Update: The following does not work correctly if the input string contains multiple instances of $kw separated by a single \s. Thanks to AnomalousMonk for catching that!

my $kw = 'C'; # or use C++ my $title = ".net C .NET Cobol .NET C++ .NET .NETER Perl IT x.NET .net +"; my $count = () = $title =~ m{ (?:^|\s) \Q$kw\E (?:\s|$) }xmsig; print "$count\n"; # prints "1" for both C and C++

Hope this helps,
-- Hauke D

Replies are listed 'Best First'.
Re^4: Regex help \b & \Q
by AnomalousMonk (Archbishop) on Apr 14, 2016 at 11:58 UTC

    The problem with using  (?:^|\s) and  (?:\s|$) as delimiter patterns is that  \s in the middle of a string requires and consumes a whitespace character.
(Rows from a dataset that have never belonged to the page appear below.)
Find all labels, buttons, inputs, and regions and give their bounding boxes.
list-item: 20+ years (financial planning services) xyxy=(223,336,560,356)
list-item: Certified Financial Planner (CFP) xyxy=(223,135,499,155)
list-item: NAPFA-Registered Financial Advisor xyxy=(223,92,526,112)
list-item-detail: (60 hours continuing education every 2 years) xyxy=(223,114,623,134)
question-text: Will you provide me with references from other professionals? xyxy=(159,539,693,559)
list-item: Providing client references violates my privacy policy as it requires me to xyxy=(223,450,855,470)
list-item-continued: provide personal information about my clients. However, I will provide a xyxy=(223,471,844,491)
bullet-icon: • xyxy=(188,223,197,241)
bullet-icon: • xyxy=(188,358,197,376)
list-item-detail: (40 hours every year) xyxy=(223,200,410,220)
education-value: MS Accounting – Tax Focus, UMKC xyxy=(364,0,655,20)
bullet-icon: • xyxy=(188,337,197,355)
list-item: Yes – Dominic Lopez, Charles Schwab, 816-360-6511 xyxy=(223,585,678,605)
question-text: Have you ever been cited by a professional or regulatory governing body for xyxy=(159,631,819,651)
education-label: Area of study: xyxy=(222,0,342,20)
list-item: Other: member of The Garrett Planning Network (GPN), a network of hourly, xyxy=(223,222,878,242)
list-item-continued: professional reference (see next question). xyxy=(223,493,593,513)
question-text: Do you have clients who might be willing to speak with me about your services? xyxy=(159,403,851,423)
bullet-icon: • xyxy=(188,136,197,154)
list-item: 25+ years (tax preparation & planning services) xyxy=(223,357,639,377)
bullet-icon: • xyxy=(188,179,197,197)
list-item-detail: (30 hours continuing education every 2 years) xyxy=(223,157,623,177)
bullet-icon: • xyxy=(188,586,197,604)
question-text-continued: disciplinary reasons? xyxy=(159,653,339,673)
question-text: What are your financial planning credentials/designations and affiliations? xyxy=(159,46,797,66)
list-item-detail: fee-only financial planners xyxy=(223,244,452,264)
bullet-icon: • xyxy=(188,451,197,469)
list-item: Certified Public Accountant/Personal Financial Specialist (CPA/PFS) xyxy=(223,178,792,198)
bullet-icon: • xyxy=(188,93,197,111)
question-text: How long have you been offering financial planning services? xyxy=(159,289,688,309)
If only a single whitespace character separates patterns that are intended to match, some matches will be missed:

    c:\@Work\Perl\monks>perl -wMstrict -le "my $title = 'C C C C++ C++ C++ .NET .NET .NET'; ;; for my $kw (qw(.NET C C++)) { my $count = () = $title =~ m{ (?:^|\s) \Q$kw\E (?:\s|$) }xmsig; print qq{'$kw' $count}; } " '.NET' 2 'C' 2 'C++' 2


    Give a man a fish:  <%-{-{-{-<

Re^4: Regex help \b & \Q
by Anonymous Monk on Apr 14, 2016 at 12:11 UTC
    Thanks For your reply Haukex It works for most cases but failed for the one which was put forward by AnomalousMonk.